Bundeswehr in Niger: Fluchtabwehr unter Deckmantel der »Terrorbekämpfung«

Zu den Ländern auf den letzten zehn Plätzen des Human Development Index, der die »menschliche Entwicklung« in den jeweiligen Ländern »misst«, gehören nicht zufällig all jene Staaten Westafrikas, die sich nach Putschen in einem militärisch geführten Übergang finden: Guinea (182), Burkina Faso (184), Mali (186) und zuletzt Niger, das an Stelle 189 von 191 offiziell registrierten Staaten steht.

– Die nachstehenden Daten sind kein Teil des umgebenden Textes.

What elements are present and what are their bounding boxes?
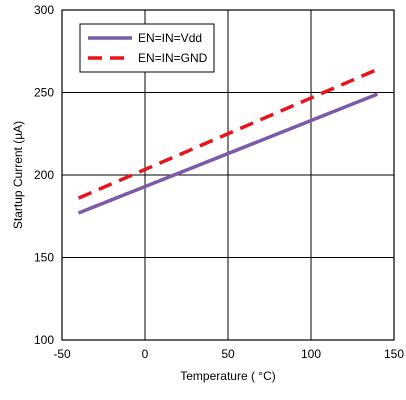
x-tick-labels: -50 0 50 100 150 (53, 347, 404, 361)
x-axis-label: Temperature ( °C) (180, 369, 276, 383)
legend-label-1: EN=IN=Vdd (138, 31, 202, 45)
x-tick-label: -50 (53, 347, 71, 361)
x-tick-label: 150 (384, 347, 404, 361)
x-tick-label: 100 (301, 347, 321, 361)
y-tick-label: 250 (34, 86, 54, 100)
plot-frame (61, 9, 395, 341)
y-tick-label: 300 (34, 3, 54, 17)
series-lines (77, 67, 379, 215)
y-tick-labels: 100 150 200 250 300 (34, 3, 54, 347)
legend-label-2: EN=IN=GND (138, 51, 208, 65)
y-tick-label: 150 (34, 251, 54, 265)
y-tick-label: 200 (34, 168, 54, 182)
legend-box (79, 23, 215, 73)
y-axis-label: Startup Current (µA) (11, 121, 25, 229)
x-tick-label: 0 (142, 347, 149, 361)
grid-lines (62, 10, 394, 340)
series-line-2 (77, 67, 379, 200)
legend: EN=IN=Vdd EN=IN=GND (79, 23, 215, 73)
y-tick-label: 100 (34, 333, 54, 347)
x-tick-label: 50 (221, 347, 235, 361)
series-line-1 (77, 92, 379, 215)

Kennzeichnend für die von Frankreich neokolonial verwalteten Länder sind Korruption und Terror – befördert durch deutsch-französische Interessen, die auch in Brüssel die Richtung vorgeben. Zu sehen gewesen erst wieder in der letzten Augustwoche bei der Ankündigung von Sanktionen gegen den Sahelstaat.

Bundeswehr-Soldat in Niger, hier bei einem Ministerbesuch 2022. Foto: Bundeswehr/Sebastian Wilke

Bundeswehr-Soldat in Niger, hier bei einem Ministerbesuch 2022. Foto: Bundeswehr/Sebastian Wilke

Während Paris auf rücksichtslose Ausbeutung der natürlichen Ressourcen (Uran, Gold und Erdöl) setzt, geht es Berlin darum, Migration und Flucht so weit als möglich von den eigenen Grenzen fernzuhalten. Ein Großteil der Asylsuchenden, die Italiens Küste erreicht haben, hatten zuvor auf ihrem Weg Niger durchquert. Der »richtige« Ort also für die Bundeswehr, die seit 2013 im Land präsent ist unter dem Vorwand der Terrorbekämpfung bzw. zur Ausbildung lokaler Streitkräfte, auch jener, die gerade die Macht übernommen haben.

Dabei war die Wüstenstadt Agadez bis vor wenigen Jahren das pulsierende Zentrum des Sahel für Migration. Mehr als die Hälfte ihrer Einwohner*innen lebte von dem Geschäft mit der Versorgung der Menschen auf ihrem Weg nach Norden, also Libyen und von dort in die EU – bis Brüssel Niamey 2015 den Geldkoffer im Gegenzug für verschärfte Gesetze anbot. Seither müssen Schutzsuchende im Verborgenen leben, jede Form der Beteiligung an Migration – legal oder »illegal« – birgt die Gefahr der Kriminalisierung. Die Armut ist dadurch nur noch gewachsen, was den Berliner Ansatz der »Fluchtursachenbekämpfung« offenkundig ad absurdum führt, und das nicht nur in Niger.